LEC regulates U11 snRNA gene transcription. (A) Heatmap of gene expression changes after ELL RNAi in S2 cells. Shown are the genes whose expression changed 2- fold. The most changed gene on the array is Fire exit (Fie) which is up-regulated, while Su(Tpl), which encodes ELL, was the second most changed gene, and is down-regulated. (B) Fie is notable for having a snRNA gene in its first intron. The FlyBase annotation for the Fie transcript shows that the U11 snRNA gene is transcribed in the anti-sense direction relative to Fie, which could conceivably antagonize Fie expression.
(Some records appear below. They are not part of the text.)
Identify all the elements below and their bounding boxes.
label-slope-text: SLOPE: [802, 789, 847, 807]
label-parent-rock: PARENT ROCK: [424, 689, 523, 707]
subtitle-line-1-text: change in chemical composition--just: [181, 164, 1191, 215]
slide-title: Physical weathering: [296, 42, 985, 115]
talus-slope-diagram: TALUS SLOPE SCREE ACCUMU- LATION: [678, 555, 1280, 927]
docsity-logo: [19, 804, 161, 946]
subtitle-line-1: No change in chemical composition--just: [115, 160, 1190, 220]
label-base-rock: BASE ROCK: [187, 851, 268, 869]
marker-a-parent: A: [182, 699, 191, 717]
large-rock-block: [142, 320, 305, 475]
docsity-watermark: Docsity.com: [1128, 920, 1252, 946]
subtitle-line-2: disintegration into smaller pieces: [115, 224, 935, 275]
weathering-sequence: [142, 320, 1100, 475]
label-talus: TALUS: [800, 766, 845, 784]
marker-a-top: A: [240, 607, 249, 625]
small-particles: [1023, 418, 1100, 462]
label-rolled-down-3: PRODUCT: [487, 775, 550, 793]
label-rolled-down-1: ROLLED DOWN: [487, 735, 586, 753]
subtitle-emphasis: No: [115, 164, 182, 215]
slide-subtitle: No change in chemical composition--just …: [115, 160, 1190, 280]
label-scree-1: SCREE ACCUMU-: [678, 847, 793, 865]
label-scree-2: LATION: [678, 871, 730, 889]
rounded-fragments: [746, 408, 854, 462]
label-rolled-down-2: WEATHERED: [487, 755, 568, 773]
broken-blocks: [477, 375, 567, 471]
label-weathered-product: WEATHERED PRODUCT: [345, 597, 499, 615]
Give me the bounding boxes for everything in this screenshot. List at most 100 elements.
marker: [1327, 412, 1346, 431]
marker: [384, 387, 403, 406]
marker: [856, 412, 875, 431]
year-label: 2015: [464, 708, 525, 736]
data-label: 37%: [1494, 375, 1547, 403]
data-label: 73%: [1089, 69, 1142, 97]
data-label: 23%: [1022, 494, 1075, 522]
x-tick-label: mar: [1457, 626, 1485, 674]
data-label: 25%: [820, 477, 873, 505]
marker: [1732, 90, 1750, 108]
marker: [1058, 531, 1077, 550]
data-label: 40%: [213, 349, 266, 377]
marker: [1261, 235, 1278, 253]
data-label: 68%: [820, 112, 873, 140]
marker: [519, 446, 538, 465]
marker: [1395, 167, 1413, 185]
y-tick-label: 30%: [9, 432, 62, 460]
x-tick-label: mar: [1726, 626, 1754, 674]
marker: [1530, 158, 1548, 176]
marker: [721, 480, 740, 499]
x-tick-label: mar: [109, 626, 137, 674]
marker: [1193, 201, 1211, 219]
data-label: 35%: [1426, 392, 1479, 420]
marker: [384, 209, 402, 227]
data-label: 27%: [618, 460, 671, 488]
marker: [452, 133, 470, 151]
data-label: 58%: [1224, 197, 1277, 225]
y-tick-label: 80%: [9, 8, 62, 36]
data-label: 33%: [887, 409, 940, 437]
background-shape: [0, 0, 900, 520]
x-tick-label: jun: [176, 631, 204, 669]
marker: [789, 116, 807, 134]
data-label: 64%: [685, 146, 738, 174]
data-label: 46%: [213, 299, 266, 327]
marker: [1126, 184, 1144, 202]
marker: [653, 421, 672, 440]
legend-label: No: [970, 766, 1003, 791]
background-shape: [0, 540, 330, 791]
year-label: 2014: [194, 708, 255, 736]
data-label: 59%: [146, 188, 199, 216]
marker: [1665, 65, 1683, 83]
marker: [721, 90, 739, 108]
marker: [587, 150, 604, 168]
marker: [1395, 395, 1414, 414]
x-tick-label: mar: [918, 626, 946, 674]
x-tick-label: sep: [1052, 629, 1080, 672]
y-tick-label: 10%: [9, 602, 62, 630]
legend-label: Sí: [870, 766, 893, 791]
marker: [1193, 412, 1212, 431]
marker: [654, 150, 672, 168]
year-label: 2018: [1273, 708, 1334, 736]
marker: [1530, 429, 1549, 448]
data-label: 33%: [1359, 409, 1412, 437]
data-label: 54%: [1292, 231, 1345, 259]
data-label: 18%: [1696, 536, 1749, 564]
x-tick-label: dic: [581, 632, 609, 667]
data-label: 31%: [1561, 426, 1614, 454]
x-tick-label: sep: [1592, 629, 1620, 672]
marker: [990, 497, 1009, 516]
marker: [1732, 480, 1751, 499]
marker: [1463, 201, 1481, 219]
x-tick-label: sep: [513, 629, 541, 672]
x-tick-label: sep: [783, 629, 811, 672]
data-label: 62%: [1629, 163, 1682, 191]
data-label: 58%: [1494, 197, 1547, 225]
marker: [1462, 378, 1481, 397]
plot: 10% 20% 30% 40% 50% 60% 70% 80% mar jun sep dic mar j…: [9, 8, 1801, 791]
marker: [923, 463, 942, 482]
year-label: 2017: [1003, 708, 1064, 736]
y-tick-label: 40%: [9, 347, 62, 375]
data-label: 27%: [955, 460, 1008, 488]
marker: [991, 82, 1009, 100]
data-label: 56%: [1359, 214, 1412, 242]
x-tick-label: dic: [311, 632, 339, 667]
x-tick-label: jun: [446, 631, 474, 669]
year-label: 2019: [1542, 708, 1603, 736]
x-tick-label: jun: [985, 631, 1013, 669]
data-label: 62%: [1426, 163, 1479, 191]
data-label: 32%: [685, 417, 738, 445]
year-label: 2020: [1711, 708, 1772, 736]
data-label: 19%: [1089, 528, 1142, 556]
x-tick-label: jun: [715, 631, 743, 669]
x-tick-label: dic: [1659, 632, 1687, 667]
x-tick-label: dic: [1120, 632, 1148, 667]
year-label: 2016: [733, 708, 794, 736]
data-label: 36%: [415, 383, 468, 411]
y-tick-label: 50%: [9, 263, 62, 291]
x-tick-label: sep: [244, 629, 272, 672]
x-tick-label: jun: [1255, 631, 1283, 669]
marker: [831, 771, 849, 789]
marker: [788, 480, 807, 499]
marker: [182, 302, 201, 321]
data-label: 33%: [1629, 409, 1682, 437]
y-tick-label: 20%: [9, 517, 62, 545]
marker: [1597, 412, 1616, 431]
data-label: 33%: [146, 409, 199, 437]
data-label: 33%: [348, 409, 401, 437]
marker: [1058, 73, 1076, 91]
Yellow represents an open reading frame; gray, untranslated regions; thin lines, introns; and the non-coding transcript for U11 is shown in red. (C-D) To determine whether ELL regulates U11 or Fie, we performed quantitative RT-PCR on these two genes after RNAi of ELL using two non-overlapping regions of dsRNA, ELL-A, and ELL-B. While Fie is up-regulated after ELL RNAi (C), U11 is down-regulated (D). Expression is relative to Rp49. Error bars represent the standard deviations. (E-G) Northern blot analysis of ELL and Ice1 RNAi samples shows that U11, but not the Pol III-transcribed U6 snRNA gene, is dependent on LEC. The same Northern blot was probed with Rp49, U11, and U6 ³²P-labeled riboprobes and analyzed by phosphorimaging and quantitation with Typhoon scanner and ImageQuant software. The scan (E) and quantitations of U11 (F) and U6 (G) relative to Rp49 are shown.